# Home glass cabinet



## ArmaTheGreek (Aug 5, 2009)

I have this glass cabinet where I display my action figure collection. I would like to ask on how to minimize dust from coming inside the cabinet. 

It's a wooden cabinet with glass sliding doors and it's soooooo simple and I would like to modify it to protect the figures inside.

Any suggestions on how to setup a dust free cabinet? :smile:


----------



## Raylo (Feb 12, 2006)

How about applying a little weatherstrip in the gaps and around the glass sealing surfaces. Home Depot and Lowes carry many different widths, thicknesses, and densities, much of it with self adhesive backing. Of course you could also trim it with scissors to customize the fit.


----------



## Raylo (Feb 12, 2006)

Oh, I see you are in the Phillipines... not sure if they have HD or Lowes there. Sorry for my geographical presumption!

Another product that might be of use is strip caulk. This is caulk sold in pre cut strips that you peel and place. This would work for sealing any loose joints in the cabinet.

Look for this stuff at you local hardware vender.


----------



## ArmaTheGreek (Aug 5, 2009)

Thanks Raylo, I'm gonna look for that strip caulk and see if it will seal my cabinet. :smile:

By the way, my cabinet is on the opposite side of the room and on the other side are glass windows. Every morning the sun goes straight to the cabinet, but not all sunlight coz' we have a thick curtain. Is it possible that it will contribute in producing more dust inside the cabinet?


----------



## ebackhus (Apr 21, 2005)

I can't think of how light will affect dust accumulation, but UV light would worry me. Some of the figures could be faded by the UV causing them to lose their original vividness.


----------



## 2xg (Aug 5, 2009)

Arma...I used to live in the Phil. a while back and you know how it is over there, the amount of dust is just overwhelming. No matter how clean you are in your house, or cover up anything, they still come through. I know it's silly but it is so true. My "Nanay(Mom)" would always cover up anything in our house, but I'm telling you those dust are like termites, they're just all over the place and reproduce more and more.


----------



## ArmaTheGreek (Aug 5, 2009)

Right, that's why people here clean their houses three times a day. :smile: If not, then expect a humongous amount of dust for the coming days. :grin: 

Where do you live in the phil? :smile:

I just need to minimize the dust from my cabinet to lessen the times of cleaning it, before when I bought this cabinet I usually clean it one per month or per two months but now every week I have to open it up and clean it before they establish a community of dust inside. I need something to seal the edge of the glasses to cover them up like a rubber or something.


----------



## 2xg (Aug 5, 2009)

Goodluck...my Mom has collections of Dolls and she told me that she tried everything to seal her Curio, what she ended up to doin' on some of them was sealed and wrapped each doll using a clear plastic, kinda like the Saran wrap.
I used to live in Bulacan, and left in yr 87.


----------



## ArmaTheGreek (Aug 5, 2009)

That's a 1 hour trip from manila. :smile: I'm from Antipolo by the way, east side.

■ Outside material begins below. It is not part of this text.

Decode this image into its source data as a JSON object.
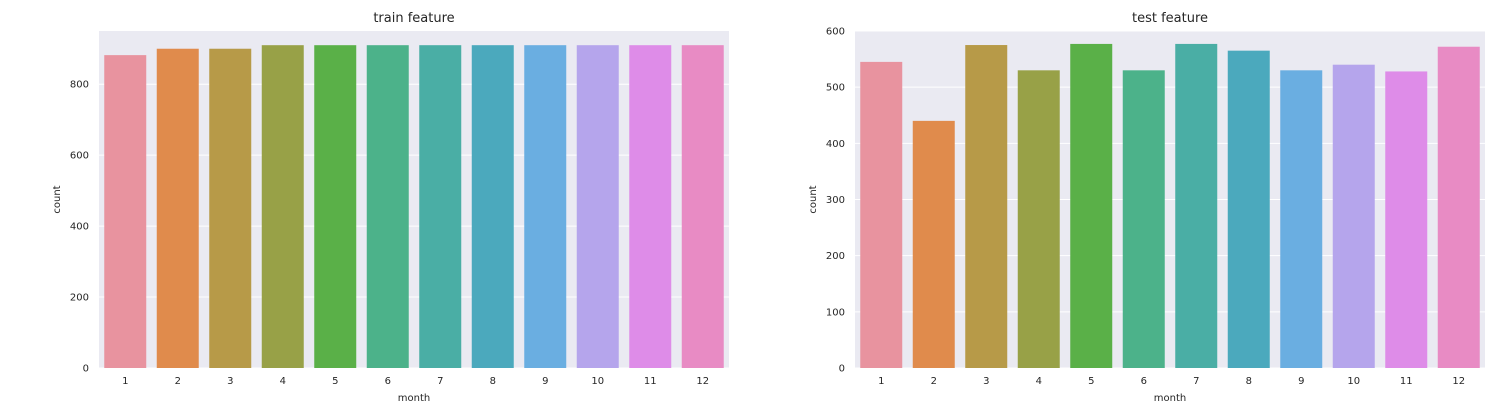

I don't want to wrap them up with plastic or to cover them, I just want them displayed with lights (future plan... :grin inside the cabinet. Anyway, dust is the number one enemy of toy collectors here in the phil and I can't afford to buy a dust free glass cabinet (that's what they call it but I don't think it's dust free, it's just that it takes time for a dust to come inside) it cost here P15k - 20k and that is not so cool. :lol:


----------



## kendallt (Feb 21, 2007)

A real late suggestion
if you install a small computer type fan and filter on the case's back or bottom, it will provide positive pressure and prevent any air from getting in except through the filter.

It doesn't have to be a big fan or even move a lot of air, just large enough to provide a slight positive pressure in the cabinet.
Just schedule an occasional cleaning of the filter and it should be good.

Ken


----------